EXTRAIT – Quelques minutes de foot en plus avec Jean-Pierre Marielle, supporter versatile d’un dénommé Klovak dans « Comme la lune » de Joël Séria (1977).

Jean-Pierre Marielle

Le cinéma français n’a pas attendu « Le diner de cons » (1997) pour faire du foot une caractéristique essentielle des imbéciles. Vingt ans plus tôt, Joël Séria remettait en scène son acteur fétiche Jean-Pierre Marielle dans le rôle du parfait imbécile heureux.

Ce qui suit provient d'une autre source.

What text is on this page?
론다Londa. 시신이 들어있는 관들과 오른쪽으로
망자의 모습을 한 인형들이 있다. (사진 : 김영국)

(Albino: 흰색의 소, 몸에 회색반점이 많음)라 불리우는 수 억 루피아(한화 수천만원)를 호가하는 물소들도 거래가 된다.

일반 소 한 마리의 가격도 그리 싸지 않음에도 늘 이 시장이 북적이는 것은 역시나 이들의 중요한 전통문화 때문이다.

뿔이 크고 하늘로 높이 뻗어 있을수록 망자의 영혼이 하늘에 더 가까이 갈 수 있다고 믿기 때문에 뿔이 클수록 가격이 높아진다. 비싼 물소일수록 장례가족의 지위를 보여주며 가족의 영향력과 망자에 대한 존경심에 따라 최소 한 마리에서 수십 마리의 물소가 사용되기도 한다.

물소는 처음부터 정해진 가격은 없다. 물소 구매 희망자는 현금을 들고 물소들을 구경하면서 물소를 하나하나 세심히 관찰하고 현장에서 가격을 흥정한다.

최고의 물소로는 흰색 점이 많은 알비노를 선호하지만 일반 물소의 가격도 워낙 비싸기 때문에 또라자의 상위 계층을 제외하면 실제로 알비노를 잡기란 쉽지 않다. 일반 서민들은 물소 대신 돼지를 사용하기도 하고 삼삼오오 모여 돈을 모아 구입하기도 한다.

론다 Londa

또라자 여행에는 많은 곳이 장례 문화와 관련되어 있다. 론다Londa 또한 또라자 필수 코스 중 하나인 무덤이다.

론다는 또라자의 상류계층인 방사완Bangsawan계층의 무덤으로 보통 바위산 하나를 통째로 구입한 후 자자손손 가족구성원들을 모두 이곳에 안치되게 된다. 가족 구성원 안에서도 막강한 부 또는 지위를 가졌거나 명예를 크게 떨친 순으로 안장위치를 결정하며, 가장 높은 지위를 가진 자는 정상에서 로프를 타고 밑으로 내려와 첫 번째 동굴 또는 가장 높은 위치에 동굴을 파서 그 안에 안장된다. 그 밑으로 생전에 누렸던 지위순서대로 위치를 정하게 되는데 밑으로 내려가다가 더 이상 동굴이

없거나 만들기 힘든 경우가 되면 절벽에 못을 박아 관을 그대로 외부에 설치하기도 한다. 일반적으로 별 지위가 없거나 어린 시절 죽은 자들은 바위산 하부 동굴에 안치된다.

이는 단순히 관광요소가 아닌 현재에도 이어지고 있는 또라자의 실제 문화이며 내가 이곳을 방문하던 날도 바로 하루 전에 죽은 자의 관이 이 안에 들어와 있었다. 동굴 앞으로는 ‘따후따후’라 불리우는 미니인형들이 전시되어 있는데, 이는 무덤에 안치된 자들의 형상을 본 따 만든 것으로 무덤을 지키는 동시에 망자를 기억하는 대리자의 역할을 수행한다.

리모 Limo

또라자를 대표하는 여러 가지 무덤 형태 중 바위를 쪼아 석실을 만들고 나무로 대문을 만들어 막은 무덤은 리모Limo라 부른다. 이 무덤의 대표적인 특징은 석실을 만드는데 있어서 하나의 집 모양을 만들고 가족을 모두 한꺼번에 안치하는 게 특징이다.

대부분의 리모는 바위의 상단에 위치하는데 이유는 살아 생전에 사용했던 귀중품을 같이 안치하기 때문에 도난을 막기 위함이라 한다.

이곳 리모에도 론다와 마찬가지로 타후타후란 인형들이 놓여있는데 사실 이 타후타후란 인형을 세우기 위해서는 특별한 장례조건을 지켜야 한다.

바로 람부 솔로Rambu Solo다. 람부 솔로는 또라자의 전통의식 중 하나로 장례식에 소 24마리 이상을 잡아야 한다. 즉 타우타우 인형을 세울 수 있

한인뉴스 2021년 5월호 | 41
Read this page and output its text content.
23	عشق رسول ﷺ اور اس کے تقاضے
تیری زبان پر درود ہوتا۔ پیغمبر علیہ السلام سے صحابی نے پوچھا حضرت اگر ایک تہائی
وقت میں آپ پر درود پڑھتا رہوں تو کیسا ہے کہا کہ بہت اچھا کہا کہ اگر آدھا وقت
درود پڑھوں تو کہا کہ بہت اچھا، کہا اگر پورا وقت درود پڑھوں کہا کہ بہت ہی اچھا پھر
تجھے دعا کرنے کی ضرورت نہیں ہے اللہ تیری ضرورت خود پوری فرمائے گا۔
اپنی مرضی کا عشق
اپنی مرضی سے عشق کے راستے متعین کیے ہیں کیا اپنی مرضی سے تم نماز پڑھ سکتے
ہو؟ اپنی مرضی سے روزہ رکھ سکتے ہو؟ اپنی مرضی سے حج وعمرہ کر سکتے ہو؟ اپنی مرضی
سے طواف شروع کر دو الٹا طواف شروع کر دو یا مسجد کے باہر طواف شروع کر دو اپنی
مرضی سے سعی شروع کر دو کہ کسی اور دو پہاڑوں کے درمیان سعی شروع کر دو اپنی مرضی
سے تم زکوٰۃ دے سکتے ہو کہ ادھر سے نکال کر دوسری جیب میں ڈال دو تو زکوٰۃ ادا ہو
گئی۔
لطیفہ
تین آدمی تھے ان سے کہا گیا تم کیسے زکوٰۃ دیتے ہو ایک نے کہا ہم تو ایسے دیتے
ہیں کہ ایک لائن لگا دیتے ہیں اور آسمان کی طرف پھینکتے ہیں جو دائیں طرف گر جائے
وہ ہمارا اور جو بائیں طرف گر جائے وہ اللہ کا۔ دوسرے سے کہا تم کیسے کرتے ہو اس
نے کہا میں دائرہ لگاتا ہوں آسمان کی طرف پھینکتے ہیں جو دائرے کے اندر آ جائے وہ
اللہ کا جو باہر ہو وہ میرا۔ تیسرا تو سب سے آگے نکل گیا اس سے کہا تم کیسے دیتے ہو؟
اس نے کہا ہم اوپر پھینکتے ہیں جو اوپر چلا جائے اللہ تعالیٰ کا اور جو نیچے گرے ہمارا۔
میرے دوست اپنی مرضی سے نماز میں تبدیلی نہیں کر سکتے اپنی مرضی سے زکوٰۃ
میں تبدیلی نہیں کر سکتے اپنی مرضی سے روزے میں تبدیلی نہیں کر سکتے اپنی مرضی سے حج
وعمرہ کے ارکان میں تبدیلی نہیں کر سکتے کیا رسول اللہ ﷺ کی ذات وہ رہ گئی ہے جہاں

Dans « Comme la lune » (1977), Roger Pouplard est un personnage dans la lignée d’Henri Serin, le vendeur de parapluies des mythiques « Galettes de Pont-Aven » tournées un an plus tôt avec le même réalisateur.

L’acteur Jean-Pierre Marielle est alors à  son apogée. Il campe un personnage abject, narcissique, misogyne, raciste, et pire que tout, qui avoue une faiblesse pour le football. Le héros se fait en effet apporter L’Équipe chaque matin et écoute les matches à la radio le soir.

« Klovak, c’est Kopa et Pelé réunis » affirme-t-il à sa femme à propos d’un joueur qu’il semble n’avoir vu jouer… qu’à la radio. Mais il suffit que celui-ci rate une occasion et le demi-Dieu se retrouve relégué au stade du moins-que-rien. On lui rappelle ses origines et la situation dans laquelle il aurait pu rester si le foot ne l’avait pas tiré de là…

Le foot, au cinéma, est décidément une affaire de cons.